Tidak Anti Perubahan
Secara organisasi, DJP sudah mulai menjalankan berbagai upaya menuju organisasi yang lebih lincah sesuai perkembangan zaman.
Namun dari Agility Ingredients di atas, dapat disimpulkan bahwa kunci utama keberhasilan dalam mengkondisikan organisasi untuk dapat bergerak lincah adalah SDM.
DJP yang lincah akan mudah terwujud dengan dukungan SDM yang secara mandiri siap menyambut perubahan. SDM DJP tidak boleh anti perubahan. Ia pun harus mau berubah dan mengembangkan kemampuan diri untuk dapat beradaptasi dengan perubahan organisasi dan lingkungannya.

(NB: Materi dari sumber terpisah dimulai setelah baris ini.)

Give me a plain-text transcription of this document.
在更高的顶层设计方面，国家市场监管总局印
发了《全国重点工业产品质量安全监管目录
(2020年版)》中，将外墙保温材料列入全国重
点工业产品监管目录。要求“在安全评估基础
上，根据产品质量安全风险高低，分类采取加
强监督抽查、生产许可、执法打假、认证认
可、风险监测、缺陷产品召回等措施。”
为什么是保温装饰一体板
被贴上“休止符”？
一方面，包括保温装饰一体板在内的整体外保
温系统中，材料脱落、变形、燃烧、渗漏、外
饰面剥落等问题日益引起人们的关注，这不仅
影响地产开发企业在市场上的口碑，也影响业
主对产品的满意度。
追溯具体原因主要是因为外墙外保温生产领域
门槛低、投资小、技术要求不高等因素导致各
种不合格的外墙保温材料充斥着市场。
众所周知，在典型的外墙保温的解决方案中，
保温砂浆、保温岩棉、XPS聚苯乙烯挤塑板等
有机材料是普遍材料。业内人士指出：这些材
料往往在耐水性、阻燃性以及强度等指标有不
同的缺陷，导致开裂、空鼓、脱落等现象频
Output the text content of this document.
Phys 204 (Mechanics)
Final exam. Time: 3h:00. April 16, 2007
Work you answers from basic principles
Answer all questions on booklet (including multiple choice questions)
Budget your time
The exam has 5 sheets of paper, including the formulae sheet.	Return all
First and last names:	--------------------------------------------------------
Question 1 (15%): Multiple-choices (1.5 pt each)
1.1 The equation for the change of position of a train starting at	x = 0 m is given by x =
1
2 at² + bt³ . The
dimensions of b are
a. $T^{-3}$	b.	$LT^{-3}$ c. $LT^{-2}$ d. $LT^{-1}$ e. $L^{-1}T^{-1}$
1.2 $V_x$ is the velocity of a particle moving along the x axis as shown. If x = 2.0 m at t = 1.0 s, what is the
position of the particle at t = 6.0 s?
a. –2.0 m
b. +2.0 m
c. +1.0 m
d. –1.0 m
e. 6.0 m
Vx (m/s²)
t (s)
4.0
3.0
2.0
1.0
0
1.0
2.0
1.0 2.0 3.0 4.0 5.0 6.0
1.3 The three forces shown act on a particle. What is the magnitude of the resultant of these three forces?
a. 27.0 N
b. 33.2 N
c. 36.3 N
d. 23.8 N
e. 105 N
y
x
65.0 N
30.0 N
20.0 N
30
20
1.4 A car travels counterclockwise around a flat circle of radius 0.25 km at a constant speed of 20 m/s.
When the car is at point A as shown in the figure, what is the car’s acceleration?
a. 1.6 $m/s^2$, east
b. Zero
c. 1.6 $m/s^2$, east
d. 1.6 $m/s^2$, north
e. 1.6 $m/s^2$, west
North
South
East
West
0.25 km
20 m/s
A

SDM DJP harus menyadari bahwa zaman terus berubah dan ia dituntut untuk cepat belajar serta menyesuaikan diri dengan hal-hal baru agar tidak tertinggal. Sudah waktunya berubah, dari semula zona nyaman menjadi zona pembelajaran.
Ia harus lebih memperhatikan kualitas hasil pekerjaannya, tidak sekadar menghasilkan produk yang biasa-biasa saja atau sekedar memenuhi jadwal yang telah ditentukan. Ia harus siap dididik dan mendidik, menempa dan ditempa, dan berkomitmen serta memiliki tanggung jawab atas tugas-tugasnya.
Ia perlu jeli mengidentifikasi permasalahan, bersikap empati terhadap kebutuhan organisasi dan para pemangku kepentingan serta tidak segan memberikan ide-ide baru dan pemikiran yang inovatif.
Berbekal kewenangan dan kepercayaan yang telah diberikan organisasi, Ia harus percaya diri ketika harus berinisiatif dan membuat keputusan-keputusan yang ada pada tanggung jawab pekerjaannya.
Tuntutan-tuntutan tersebut bagi sebagian orang mungkin awalnya terasa sulit untuk dilaksanakan. Namun apabila terus diupayakan dengan bahu membahu dan pada akhirnya menjadi budaya, maka DJP yang semakin lincah, gesit, dan kreatif pasti dapat terwujud.
*)Artikel ini merupakan pendapat pribadi penulis dan bukan cerminan sikap instansi tempat penulis bekerja.